Texte par Gaël Couturier. Photos Red Bull.

De Salzbourg à Monaco, le principe de ce raid multisports est de traverser en parapente et en course à pied la chaîne des Alpes du Nord au Sud. Enfin, en course à pied…vu le dénivelé et la fatigue accumulée, c’est plutôt du bon gros trekking. Mais ça décoiffe. Départ le 2 juillet 2017.

En 14 ans de raid, le tracé sera de loin le plus long de l’histoire de la compétition avec 1 138 km à

parcourir (soit 100 km de plus qu’en 2015). Si le parcours constitue un colossal challenge avec la traversée de 7 pays européens (dont la Slovénie pour la première fois), le concept reste lui fort simple : franchir la ligne d’arrivée en premier. La 8e édition du Red Bull X-Alps mettra aux prises 32 athlètes, issus de 21 nationalités différentes. Parmi eux, 4 Français pour qui voler, courir et gagner sera le credo à suivre.

Créé en 2003, le Red Bull X-Alps fait référence dans l’univers des raids aventure. De 5h à 22h30, si les conditions de vent sont bonnes, les participants volent, mais dans le cas contraire, ils doivent « trekker », escalader, grimper, courir, et surtout ne pas perdre une minute, le tout en portant leur matériel. Aucune aide technique n’est autorisée, hormis un « supporter » dont chaque athlète bénéficie sur l’ensemble de la compétition. Ce dernier a la mission d’aider son partenaire d’un point de vue logistique et stratégique et lui apporter de quoi se sustenter ou se soigner.

Il n’est pas rare de voir les concurrents parcourir jusqu’à 100 km sur une seule journée. Les 32 athlètes sont retenus en fonction de leur endurance, de leur expérience en alpinisme, de leurs capacités de vol, de leur forme physique et de leur force mentale. Au delà de l’effort physique, la stratégie de course est en effet fondamentale. Les concurrents ont une liberté totale pour appréhender leur parcours, il est donc primordial pour eux de bien définir leur itinéraire et de gérer correctement leur alimentation, leur temps de récupération ou de sommeil.

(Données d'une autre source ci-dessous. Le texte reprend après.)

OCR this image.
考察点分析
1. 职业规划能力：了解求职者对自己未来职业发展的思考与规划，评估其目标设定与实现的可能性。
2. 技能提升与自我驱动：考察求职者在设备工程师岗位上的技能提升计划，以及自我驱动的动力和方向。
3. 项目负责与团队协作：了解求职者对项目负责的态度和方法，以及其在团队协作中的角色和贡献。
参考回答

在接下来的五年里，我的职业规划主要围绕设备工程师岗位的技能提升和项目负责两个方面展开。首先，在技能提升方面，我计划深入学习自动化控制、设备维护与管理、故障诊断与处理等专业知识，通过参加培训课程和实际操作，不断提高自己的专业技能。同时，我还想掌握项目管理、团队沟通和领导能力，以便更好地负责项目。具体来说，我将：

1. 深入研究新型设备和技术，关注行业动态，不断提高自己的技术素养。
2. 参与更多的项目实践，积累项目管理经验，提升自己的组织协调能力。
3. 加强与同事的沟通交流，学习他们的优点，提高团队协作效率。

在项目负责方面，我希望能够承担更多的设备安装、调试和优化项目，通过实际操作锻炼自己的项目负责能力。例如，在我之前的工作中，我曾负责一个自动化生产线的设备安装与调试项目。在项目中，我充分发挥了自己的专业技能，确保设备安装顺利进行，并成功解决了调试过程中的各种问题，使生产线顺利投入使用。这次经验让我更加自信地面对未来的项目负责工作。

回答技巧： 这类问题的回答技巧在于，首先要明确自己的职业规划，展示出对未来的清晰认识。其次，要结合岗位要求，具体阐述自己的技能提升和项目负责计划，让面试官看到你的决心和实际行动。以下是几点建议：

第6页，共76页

Compte tenu du niveau d’exigence de la compétition, nombreux sont les participants à revenir d’une année sur l’autre comme le Français Antoine Girard, 4e en 2015, qui a récemment pulvérisé le record du vol le plus haut en parapente, à 8 000 m au-dessus du Broad Peak à la frontière entre la Chine et le Pakistan. On retrouve également 2 autres Français habitués de la course, Gaspard Petiot, 5e en 2015 et Nelson de Freyman qui a terminé 11e pour sa 1e participation en 2015. Cette année, plus d’un tiers de l’effectif est renouvelé. Parmi les petits nouveaux, on découvre un ultra-trailer et parapentiste français aguerri, Benoît Outters. Avec les Français sur la ligne de départ, l’Italien Aaron Durogati, le Belge Tom de Dorlodot et l’Autrichien Paul Guschlbauer sont de retour, au côté de celui qui a remporté 4 fois la compétition : le Suisse Christian ‘Chrigel’ Maurer.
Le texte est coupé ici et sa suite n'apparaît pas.